Prochaine étape, une deuxième ville

Les étudiants donnaient souvent quatre ou cinq meubles d’un coup, et la plupart étaient en très bon état. Ils étaient contents de donner, que cela serve à d’autres, et de ne pas les mettre dans la rue. On a récolté tellement de meubles qu’on a organisé une petite vente pour désengorger le local. La « vraie » est prévue toute la semaine du 6 septembre, en extérieur, sous un chapiteau. L’idée, c’est aussi de proposer une fête de rentrée autour de l’économie circulaire, en présentant d’autres initiatives du genre. On a fixé les prix des meubles sur la fourchette basse du marché d’occasion : une chaise coûtera 5 euros, un canapé 50 euros, etc.
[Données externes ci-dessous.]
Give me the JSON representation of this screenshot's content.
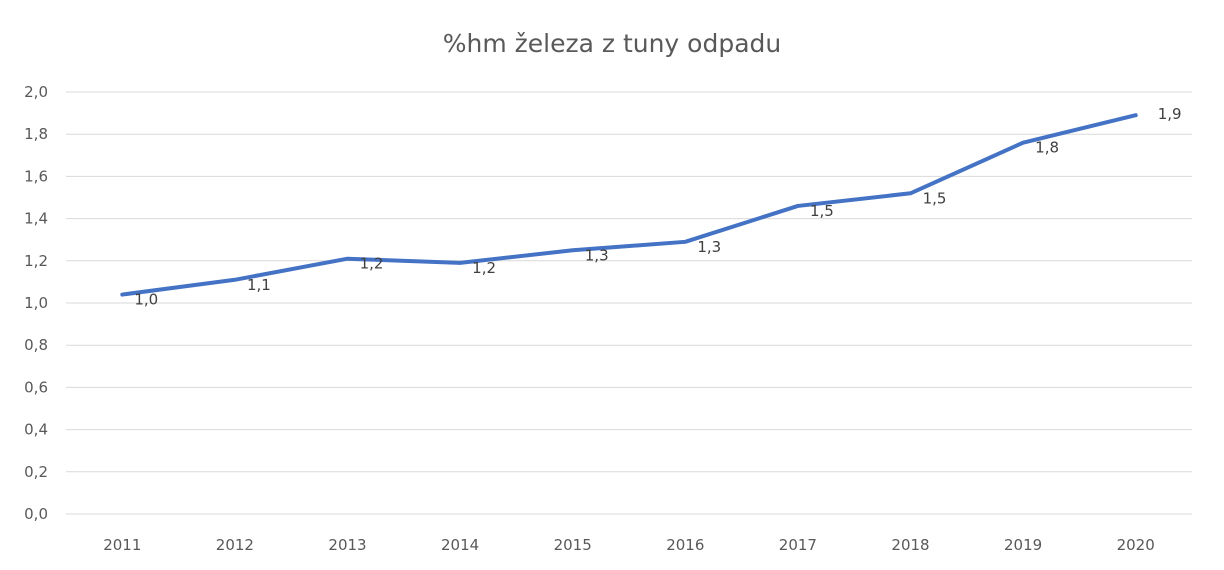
{
  "chart_data": {
    "type": "line",
    "title": "%hm železa z tuny odpadu",
    "categories": [
      "2011",
      "2012",
      "2013",
      "2014",
      "2015",
      "2016",
      "2017",
      "2018",
      "2019",
      "2020"
    ],
    "series": [
      {
        "values": [
          1.04,
          1.11,
          1.21,
          1.19,
          1.25,
          1.29,
          1.46,
          1.52,
          1.76,
          1.89
        ],
        "labels": [
          "1,0",
          "1,1",
          "1,2",
          "1,2",
          "1,3",
          "1,3",
          "1,5",
          "1,5",
          "1,8",
          "1,9"
        ],
        "color": "#4472c4"
      }
    ],
    "yticks": [
      "0,0",
      "0,2",
      "0,4",
      "0,6",
      "0,8",
      "1,0",
      "1,2",
      "1,4",
      "1,6",
      "1,8",
      "2,0"
    ],
    "ylim": [
      0,
      2.0
    ],
    "xlabel": "",
    "ylabel": "",
    "grid": true,
    "legend": "none"
  }
}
L’université catholique de Lille tient à nous aider pour trouver un lieu pour la rentrée, un espace de vente ; on voudrait aussi créer un café solidaire pour rassembler les étudiants autour de projets du même type.

On va se lancer cet été à Roubaix, qui compte 11 000 étudiants

Nous avons reçu des prix des Fondations Deloitte, Veolia et Famae, ainsi qu’un autre qui va nous permettre d’aller à la World Cup Enactus, dans la Silicon Valley. C’est une énorme reconnaissance, qui nous permet de voir plus grand et plus loin, grâce à des fonds supplémentaires : on va se lancer cet été à Roubaix, qui compte 11 000 étudiants. La ville nous a mis en contact avec un particulier qui nous prête un local jusqu’à fin septembre.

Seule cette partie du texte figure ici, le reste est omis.